もう少し手軽な方法として、「コンパクトフィルムスキャン」という選択肢を選んでみました。フラットベッドスキャナーの比べると読み取りが早く、パソコンなしでSDカードに記録できるのは便利でした。しかし、時代相応の画素数不足が、今となっては残念、起動ごとにファイル名がリセットされるという仕様は、ちょっと不便、などの不満が残りました。

CABIN CABIN コンパクトフィルムスキャン 35 CFS-2.5

CABIN CABIN コンパクトフィルムスキャン 35 CFS-2.5

  • 出版社/メーカー: キャビン工業
  • メディア: Camera


そんなこんなで、「フィルム資産」は利用されることもなく10年以上も眠っているのですが、この記事なども一つのきっかけとなって、銀塩写真への愛惜が萌すようになってきました。

小春日や古りたるフィルムいとほしむ

しかし、冒頭にも書きました通り、慢性の金欠病にさいなまれる身。新たな出費はご法度です。となると、既存の資産の有効活用が、至上命題となります。

そこで幾多の比較検討と、涙ぐましい試行錯誤の末(そんなに大げさなものじゃありませんが、全部書いても退屈至極の過程を経て)、一定の到達を得ましたのでご報告させていただきます。

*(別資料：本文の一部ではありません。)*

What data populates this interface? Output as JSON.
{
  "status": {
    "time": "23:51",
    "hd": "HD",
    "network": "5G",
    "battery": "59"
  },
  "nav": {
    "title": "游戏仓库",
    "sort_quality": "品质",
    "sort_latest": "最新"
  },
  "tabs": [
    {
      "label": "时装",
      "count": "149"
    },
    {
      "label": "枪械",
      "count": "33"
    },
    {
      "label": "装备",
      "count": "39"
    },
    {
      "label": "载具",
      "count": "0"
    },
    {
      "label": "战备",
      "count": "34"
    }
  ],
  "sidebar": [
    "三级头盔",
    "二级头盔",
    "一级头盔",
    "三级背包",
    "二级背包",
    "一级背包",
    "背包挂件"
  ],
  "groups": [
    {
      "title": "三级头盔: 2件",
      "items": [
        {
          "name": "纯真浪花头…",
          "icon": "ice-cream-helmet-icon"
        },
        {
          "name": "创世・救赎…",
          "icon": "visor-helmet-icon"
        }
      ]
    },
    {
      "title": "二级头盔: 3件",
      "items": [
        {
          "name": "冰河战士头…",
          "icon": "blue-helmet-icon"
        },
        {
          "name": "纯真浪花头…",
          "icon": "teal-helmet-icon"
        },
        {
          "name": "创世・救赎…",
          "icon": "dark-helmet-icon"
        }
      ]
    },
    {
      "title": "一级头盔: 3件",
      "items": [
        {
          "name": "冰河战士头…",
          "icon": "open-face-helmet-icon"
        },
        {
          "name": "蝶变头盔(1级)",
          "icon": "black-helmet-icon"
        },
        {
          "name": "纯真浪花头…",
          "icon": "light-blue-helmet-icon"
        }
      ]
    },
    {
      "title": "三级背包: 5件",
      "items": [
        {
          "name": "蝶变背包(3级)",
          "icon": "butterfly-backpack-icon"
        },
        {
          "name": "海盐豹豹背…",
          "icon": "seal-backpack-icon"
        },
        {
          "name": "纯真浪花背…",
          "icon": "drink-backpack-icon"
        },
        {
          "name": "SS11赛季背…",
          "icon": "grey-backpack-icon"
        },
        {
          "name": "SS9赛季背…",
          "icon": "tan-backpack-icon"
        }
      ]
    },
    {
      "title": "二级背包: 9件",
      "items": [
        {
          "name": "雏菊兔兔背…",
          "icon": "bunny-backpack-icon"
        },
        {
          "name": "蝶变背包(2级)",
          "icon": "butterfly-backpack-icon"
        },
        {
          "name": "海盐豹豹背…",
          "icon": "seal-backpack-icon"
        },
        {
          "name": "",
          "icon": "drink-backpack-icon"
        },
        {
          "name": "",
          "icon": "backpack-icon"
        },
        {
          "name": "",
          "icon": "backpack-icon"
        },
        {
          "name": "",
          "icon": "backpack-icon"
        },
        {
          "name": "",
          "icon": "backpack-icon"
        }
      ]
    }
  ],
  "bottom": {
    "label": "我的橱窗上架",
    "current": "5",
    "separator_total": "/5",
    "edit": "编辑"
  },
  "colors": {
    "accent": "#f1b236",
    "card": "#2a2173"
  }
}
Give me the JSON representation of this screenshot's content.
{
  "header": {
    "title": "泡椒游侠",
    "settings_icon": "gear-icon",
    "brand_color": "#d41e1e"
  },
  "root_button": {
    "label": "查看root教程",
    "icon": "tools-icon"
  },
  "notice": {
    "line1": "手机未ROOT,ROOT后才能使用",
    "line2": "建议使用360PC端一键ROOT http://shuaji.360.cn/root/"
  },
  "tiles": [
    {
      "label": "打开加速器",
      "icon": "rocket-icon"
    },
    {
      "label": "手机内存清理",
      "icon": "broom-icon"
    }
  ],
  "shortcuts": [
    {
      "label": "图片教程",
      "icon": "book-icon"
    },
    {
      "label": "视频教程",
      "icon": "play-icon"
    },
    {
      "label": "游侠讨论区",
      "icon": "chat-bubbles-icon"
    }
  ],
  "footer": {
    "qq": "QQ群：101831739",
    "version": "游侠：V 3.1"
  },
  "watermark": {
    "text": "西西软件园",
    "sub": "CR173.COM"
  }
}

「nikon スライドコピーアダプター ES-1」なる物を使う方法です。


Nikon スライドコピーアダプター ES-1

Nikon スライドコピーアダプター ES-1

  • 出版社/メーカー: ニコン
  • メディア: 付属品

 



注文していた品物が、昨日届きました。

行き当たりばったりで、OLYMPUS PEN E-P2+OLYMPUS OMアダプター マイクロフォーサーズシステムマウント用 MF-2 +ZUIKO
DIGITAL 35mm F3.5 Macroにスライドコピーアダプター ES-1を装着してみました。ほぼ完璧に使えそうです。ルンルンで成功体験記事を書きつつあったある瞬間、テーブルの上に置いていたカメラ一式が、ガチャンと床に落ちてしまったのです。見たところ無傷と見えたのですが、どうも動作がおかしい。よく確かめると、レンズの鏡筒部分が破損して、正しく動作しません。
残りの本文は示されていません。